The cash-strapped government agency has announced plans for a “six-month transition period” to work with farmers, landowners and drainage boards to transfer the responsibility for the work to them.
But the Tenant Farmers Association (TFA) has accused the Environment Agency of making “woeful progress” to ensure that alternative arrangements are in place for the agency to withdraw its management.
If last year’s washout autumn is repeated this year, farmers will be facing further devastation to their businesses, the TFA warned.
In a recent letter sent to DEFRA secretary Owen Paterson, Mr Dunn says: “In the North East we understand that the agency has imminent plans to serve notice to cease maintenance (of the rivers Swale and Ure) with nothing in place to ensure that essential maintenance continues.
“As a result, our members are concerned about issues of flooding particularly where they farm near rivers and close to major built-up areas.”
He adds: “River banks require ongoing maintenance and there are some which have been left in a poor condition for some time. This is particularly the case in relation to areas which have seen flooding in recent years. Another winter will compound the problem.”
Mr Dunn called on the Environment Agency to ensure internal drainage boards were “fully functioning” and able to pick up the work before any withdrawal notices are served.
He also urged the agency to liaise with landowners and farmers to give them “clarity of advice and information about rights and responsibilities”.
Tenant farmer David Cupit manages 291ha (717 acres) of arable land owned by the Crown Estate in Helperby, York, which borders the River Swale.
Last year, he suffered devastating crop losses amounting to tens of thousand of pounds when the river burst its banks and flooded 100ha of the farm.
Mr Cupit said: “Until the Environment Agency has worked with the drainage boards to put in an alternative system, they should postpone their plans for a withdrawal for at least 12 months and carry on the maintenance work.
“At the moment, they are being very selfish and just thinking about themselves and how they can save money. They are walking away from their responsibilities and leaving nothing in place.”
Yorkshire grower Guy Poskitt, managing director of MH Poskitt, said up to 120ha (300 acres) of his farmland near Goole was flooded last year.
He said: “We are sat under cloud at the moment. It hasn’t rained much and everything is fine. But if we get some heavy rain we will get a flood situation.”

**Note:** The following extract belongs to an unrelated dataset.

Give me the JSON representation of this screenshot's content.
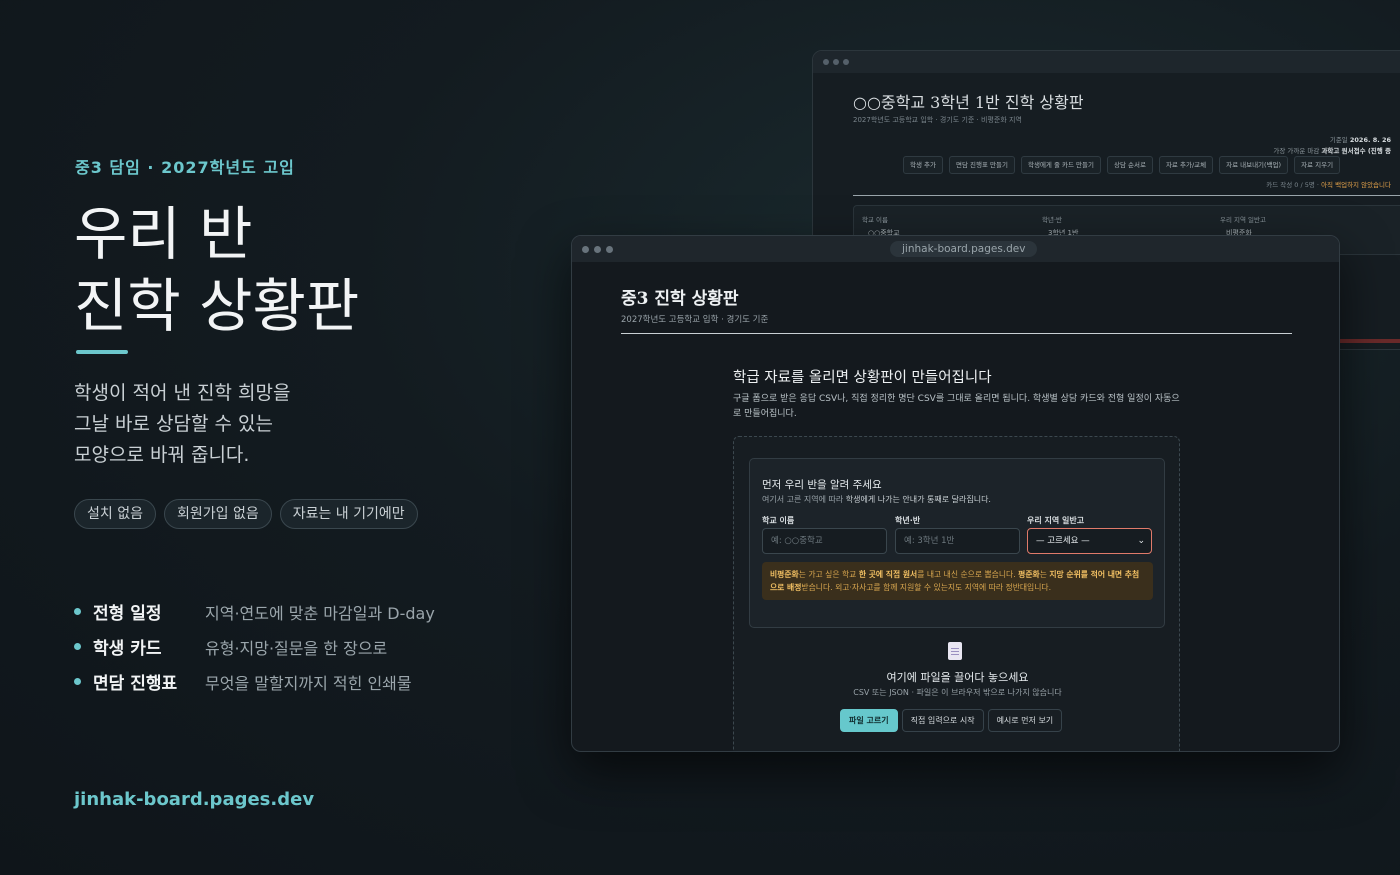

He added: “If the Environment Agency wants to withdraw maintenance from the river banks, they should return it to the state they found it in.
“If they don’t want to maintain it, are they going to allow us to maintain it? Who’s going to pay for it?”
In January, outraged farmers speaking at a fiery NFU Council meeting criticised the Environment Agency for a “complete lack of maintenance” of watercourses, which had led to waterlogged and flooded farmland.
Following the meeting, the Environment Agency pledged to work closer with farmers to reduce red tape and bureaucracy to allow them to maintain watercourses on their land.
The Environment Agency was expected to comment on the story later today (Friday, 27 September).